A Year After Voting To Ban Oil Drilling, L.A. Is A Step Closer To Actually Doing It

Topline:
The L.A. city council unanimously approved an ordinance legally defining oil drilling in L.A. as a “non-conforming land use." When the ordinance goes into effect, it will immediately ban any new oil drilling and start the clock on a 20-year phase out of existing drilling within city limits — though that timeline could shift depending on the results of feasibility studies.
Why it matters: The policy helps amend decades of land use laws that concentrated polluting industry in low-income, predominantly Black and Latino neighborhoods. For decades, communities living near oil drilling in L.A. have sounded the alarm about the pollution and health impacts. In recent years, research has helped support and quantify their concerns.

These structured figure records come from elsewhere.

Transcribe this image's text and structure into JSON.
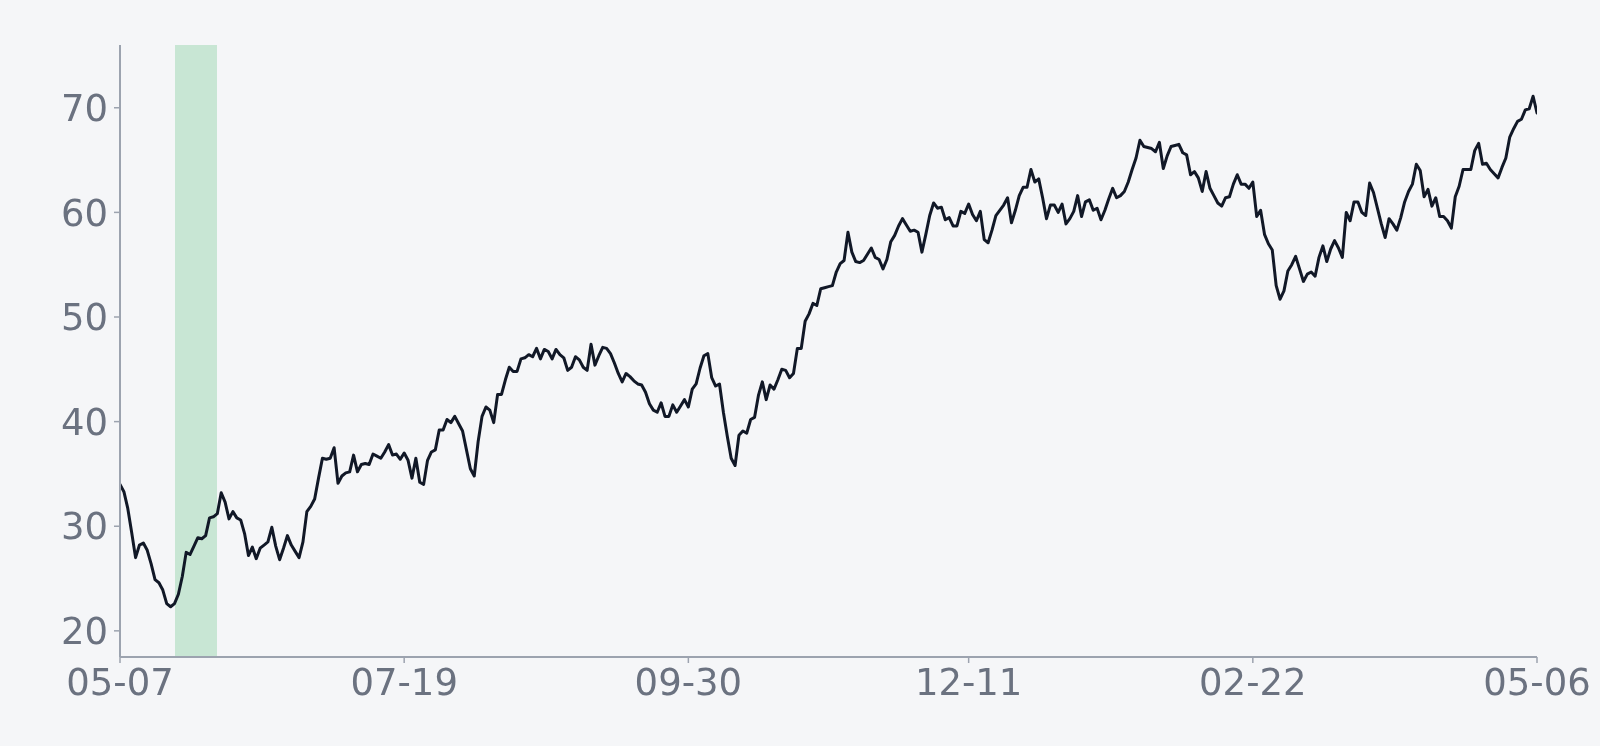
{
  "chart_data": {
    "type": "line",
    "categories": [
      "05-07",
      null,
      null,
      null,
      null,
      null,
      null,
      null,
      null,
      null,
      null,
      null,
      null,
      null,
      null,
      null,
      null,
      null,
      null,
      null,
      null,
      null,
      null,
      null,
      null,
      null,
      null,
      null,
      null,
      null,
      null,
      null,
      null,
      null,
      null,
      null,
      null,
      null,
      null,
      null,
      null,
      null,
      null,
      null,
      null,
      null,
      null,
      null,
      null,
      null,
      null,
      null,
      null,
      null,
      null,
      null,
      null,
      null,
      null,
      null,
      null,
      null,
      null,
      null,
      null,
      null,
      null,
      null,
      null,
      null,
      null,
      null,
      null,
      "07-19",
      null,
      null,
      null,
      null,
      null,
      null,
      null,
      null,
      null,
      null,
      null,
      null,
      null,
      null,
      null,
      null,
      null,
      null,
      null,
      null,
      null,
      null,
      null,
      null,
      null,
      null,
      null,
      null,
      null,
      null,
      null,
      null,
      null,
      null,
      null,
      null,
      null,
      null,
      null,
      null,
      null,
      null,
      null,
      null,
      null,
      null,
      null,
      null,
      null,
      null,
      null,
      null,
      null,
      null,
      null,
      null,
      null,
      null,
      null,
      null,
      null,
      null,
      null,
      null,
      null,
      null,
      null,
      null,
      null,
      null,
      null,
      null,
      "09-30",
      null,
      null,
      null,
      null,
      null,
      null,
      null,
      null,
      null,
      null,
      null,
      null,
      null,
      null,
      null,
      null,
      null,
      null,
      null,
      null,
      null,
      null,
      null,
      null,
      null,
      null,
      null,
      null,
      null,
      null,
      null,
      null,
      null,
      null,
      null,
      null,
      null,
      null,
      null,
      null,
      null,
      null,
      null,
      null,
      null,
      null,
      null,
      null,
      null,
      null,
      null,
      null,
      null,
      null,
      null,
      null,
      null,
      null,
      null,
      null,
      null,
      null,
      null,
      null,
      null,
      null,
      null,
      null,
      null,
      null,
      null,
      "12-11",
      null,
      null,
      null,
      null,
      null,
      null,
      null,
      null,
      null,
      null,
      null,
      null,
      null,
      null,
      null,
      null,
      null,
      null,
      null,
      null,
      null,
      null,
      null,
      null,
      null,
      null,
      null,
      null,
      null,
      null,
      null,
      null,
      null,
      null,
      null,
      null,
      null,
      null,
      null,
      null,
      null,
      null,
      null,
      null,
      null,
      null,
      null,
      null,
      null,
      null,
      null,
      null,
      null,
      null,
      null,
      null,
      null,
      null,
      null,
      null,
      null,
      null,
      null,
      null,
      null,
      null,
      null,
      null,
      null,
      null,
      null,
      null,
      "02-22",
      null,
      null,
      null,
      null,
      null,
      null,
      null,
      null,
      null,
      null,
      null,
      null,
      null,
      null,
      null,
      null,
      null,
      null,
      null,
      null,
      null,
      null,
      null,
      null,
      null,
      null,
      null,
      null,
      null,
      null,
      null,
      null,
      null,
      null,
      null,
      null,
      null,
      null,
      null,
      null,
      null,
      null,
      null,
      null,
      null,
      null,
      null,
      null,
      null,
      null,
      null,
      null,
      null,
      null,
      null,
      null,
      null,
      null,
      null,
      null,
      null,
      null,
      null,
      null,
      null,
      null,
      null,
      null,
      null,
      null,
      null,
      null,
      "05-06"
    ],
    "series": [
      {
        "color": "#111827",
        "values": [
          34.0,
          33.3,
          31.7,
          29.4,
          27.0,
          28.2,
          28.4,
          27.7,
          26.4,
          24.9,
          24.6,
          23.9,
          22.6,
          22.3,
          22.6,
          23.5,
          25.2,
          27.5,
          27.3,
          28.1,
          28.9,
          28.8,
          29.1,
          30.8,
          30.9,
          31.2,
          33.2,
          32.3,
          30.7,
          31.4,
          30.8,
          30.6,
          29.3,
          27.2,
          28.0,
          26.9,
          27.9,
          28.2,
          28.5,
          29.9,
          28.1,
          26.8,
          27.9,
          29.1,
          28.2,
          27.6,
          27.0,
          28.5,
          31.4,
          31.9,
          32.6,
          34.6,
          36.5,
          36.4,
          36.5,
          37.5,
          34.1,
          34.8,
          35.1,
          35.2,
          36.8,
          35.2,
          35.9,
          36.0,
          35.9,
          36.9,
          36.7,
          36.5,
          37.1,
          37.8,
          36.8,
          36.9,
          36.4,
          37.0,
          36.3,
          34.6,
          36.5,
          34.2,
          34.0,
          36.3,
          37.1,
          37.3,
          39.2,
          39.2,
          40.2,
          39.9,
          40.5,
          39.8,
          39.1,
          37.3,
          35.5,
          34.8,
          38.1,
          40.5,
          41.4,
          41.1,
          39.9,
          42.6,
          42.6,
          44.0,
          45.2,
          44.8,
          44.8,
          46.0,
          46.1,
          46.4,
          46.2,
          47.0,
          46.0,
          46.9,
          46.7,
          46.0,
          46.9,
          46.4,
          46.1,
          44.9,
          45.2,
          46.2,
          45.9,
          45.2,
          44.9,
          47.4,
          45.4,
          46.3,
          47.1,
          47.0,
          46.5,
          45.6,
          44.6,
          43.8,
          44.6,
          44.3,
          43.9,
          43.6,
          43.5,
          42.8,
          41.7,
          41.1,
          40.9,
          41.8,
          40.5,
          40.5,
          41.6,
          40.9,
          41.5,
          42.1,
          41.4,
          43.1,
          43.6,
          45.1,
          46.3,
          46.5,
          44.2,
          43.4,
          43.6,
          40.9,
          38.6,
          36.5,
          35.8,
          38.7,
          39.1,
          38.9,
          40.2,
          40.4,
          42.5,
          43.8,
          42.1,
          43.5,
          43.1,
          44.0,
          45.0,
          44.9,
          44.2,
          44.6,
          47.0,
          47.0,
          49.6,
          50.3,
          51.3,
          51.1,
          52.7,
          52.8,
          52.9,
          53.0,
          54.3,
          55.1,
          55.4,
          58.1,
          56.2,
          55.3,
          55.2,
          55.4,
          56.0,
          56.6,
          55.7,
          55.5,
          54.6,
          55.5,
          57.2,
          57.8,
          58.7,
          59.4,
          58.8,
          58.2,
          58.3,
          58.1,
          56.2,
          57.9,
          59.7,
          60.9,
          60.4,
          60.5,
          59.3,
          59.5,
          58.7,
          58.7,
          60.1,
          59.9,
          60.8,
          59.8,
          59.2,
          60.1,
          57.4,
          57.1,
          58.3,
          59.7,
          60.2,
          60.7,
          61.4,
          59.0,
          60.2,
          61.6,
          62.4,
          62.4,
          64.1,
          62.9,
          63.2,
          61.4,
          59.4,
          60.7,
          60.7,
          60.0,
          60.8,
          58.9,
          59.4,
          60.1,
          61.6,
          59.6,
          61.0,
          61.2,
          60.2,
          60.4,
          59.3,
          60.2,
          61.3,
          62.3,
          61.4,
          61.6,
          62.0,
          62.9,
          64.1,
          65.2,
          66.9,
          66.3,
          66.2,
          66.1,
          65.8,
          66.7,
          64.2,
          65.4,
          66.3,
          66.4,
          66.5,
          65.7,
          65.5,
          63.6,
          63.9,
          63.3,
          62.0,
          63.9,
          62.3,
          61.6,
          60.9,
          60.6,
          61.4,
          61.5,
          62.7,
          63.6,
          62.7,
          62.7,
          62.3,
          62.9,
          59.6,
          60.2,
          57.9,
          57.0,
          56.4,
          53.0,
          51.7,
          52.5,
          54.4,
          55.0,
          55.8,
          54.6,
          53.4,
          54.1,
          54.3,
          53.9,
          55.7,
          56.8,
          55.3,
          56.5,
          57.3,
          56.6,
          55.7,
          60.0,
          59.2,
          61.0,
          61.0,
          60.0,
          59.7,
          62.8,
          61.9,
          60.4,
          58.9,
          57.6,
          59.4,
          58.9,
          58.3,
          59.5,
          61.0,
          62.0,
          62.7,
          64.6,
          64.0,
          61.5,
          62.2,
          60.6,
          61.4,
          59.6,
          59.6,
          59.2,
          58.5,
          61.5,
          62.5,
          64.1,
          64.1,
          64.1,
          65.9,
          66.6,
          64.6,
          64.7,
          64.1,
          63.7,
          63.3,
          64.3,
          65.2,
          67.2,
          68.0,
          68.7,
          68.9,
          69.8,
          69.9,
          71.1,
          69.5
        ]
      }
    ],
    "ylim": [
      17.5,
      76
    ],
    "yticks": [
      20,
      30,
      40,
      50,
      60,
      70
    ]
  }
}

In context: When it comes to planetary health, the burning of fossil fuels such as oil is the biggest cause of global heating. So phasing out oil production in the nation's most highly concentrated urban oilfield (aka L.A.) is a big deal.

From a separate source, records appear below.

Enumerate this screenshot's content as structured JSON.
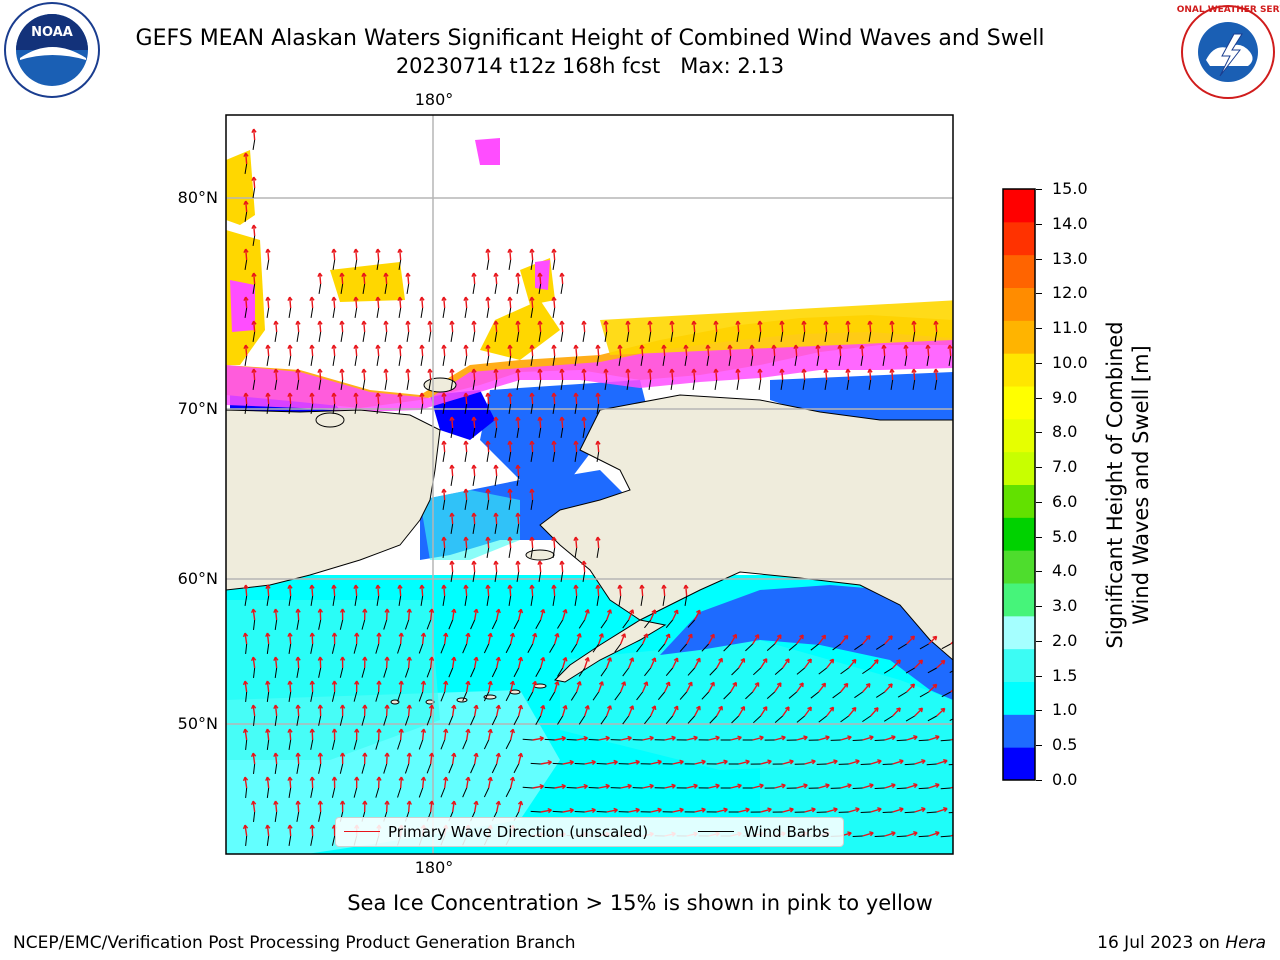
{
  "title": {
    "line1": "GEFS MEAN Alaskan Waters Significant Height of Combined Wind Waves and Swell",
    "line2": "20230714 t12z 168h fcst   Max: 2.13"
  },
  "logos": {
    "left": {
      "icon": "noaa-logo",
      "text": "NOAA"
    },
    "right": {
      "icon": "nws-logo",
      "text": "NATIONAL WEATHER SERVICE"
    }
  },
  "map": {
    "lat_labels": [
      "80°N",
      "70°N",
      "60°N",
      "50°N"
    ],
    "lon_label_top": "180°",
    "lon_label_bottom": "180°",
    "colors": {
      "land": "#efecdc",
      "ice_pink": "#ff4dff",
      "ice_yellow": "#ffd700",
      "ice_orange": "#ffae1a",
      "wave_arrow": "#e8141a",
      "wind_barb": "#000000",
      "grid": "#b5b5b5"
    }
  },
  "legend": {
    "wave_label": "Primary Wave Direction (unscaled)",
    "wind_label": "Wind Barbs"
  },
  "colorbar": {
    "title_line1": "Significant Height of Combined",
    "title_line2": "Wind Waves and Swell [m]",
    "ticks": [
      "15.0",
      "14.0",
      "13.0",
      "12.0",
      "11.0",
      "10.0",
      "9.0",
      "8.0",
      "7.0",
      "6.0",
      "5.0",
      "4.0",
      "3.0",
      "2.0",
      "1.5",
      "1.0",
      "0.5",
      "0.0"
    ],
    "colors_bottom_to_top": [
      "#0000ff",
      "#1e6bff",
      "#00ffff",
      "#3cfcf4",
      "#a5ffff",
      "#46f47a",
      "#4edd2d",
      "#00d200",
      "#62e100",
      "#c8ff00",
      "#e6ff00",
      "#ffff00",
      "#ffe600",
      "#ffb400",
      "#ff8c00",
      "#ff6400",
      "#ff3200",
      "#ff0000"
    ]
  },
  "footnote": "Sea Ice Concentration > 15% is shown in pink to yellow",
  "credit": "NCEP/EMC/Verification Post Processing Product Generation Branch",
  "stamp": {
    "date": "16 Jul 2023 on ",
    "host": "Hera"
  }
}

The backstory: As a result of grassroots organizing from the east Valley to South L.A. to the Harbor cities, last January the city council voted to ban new oil drilling and phase out the rest. In September, the city released a draft ordinance for how to do that. The council passed the final version Friday.
What's next: The ordinance will go into effect after being approved by the mayor. The city's Board of Public Works also approved launching an economic analysis to guide the way towards phasing out drilling in the city in the next 20 years—or sooner, as many frontline community members hope.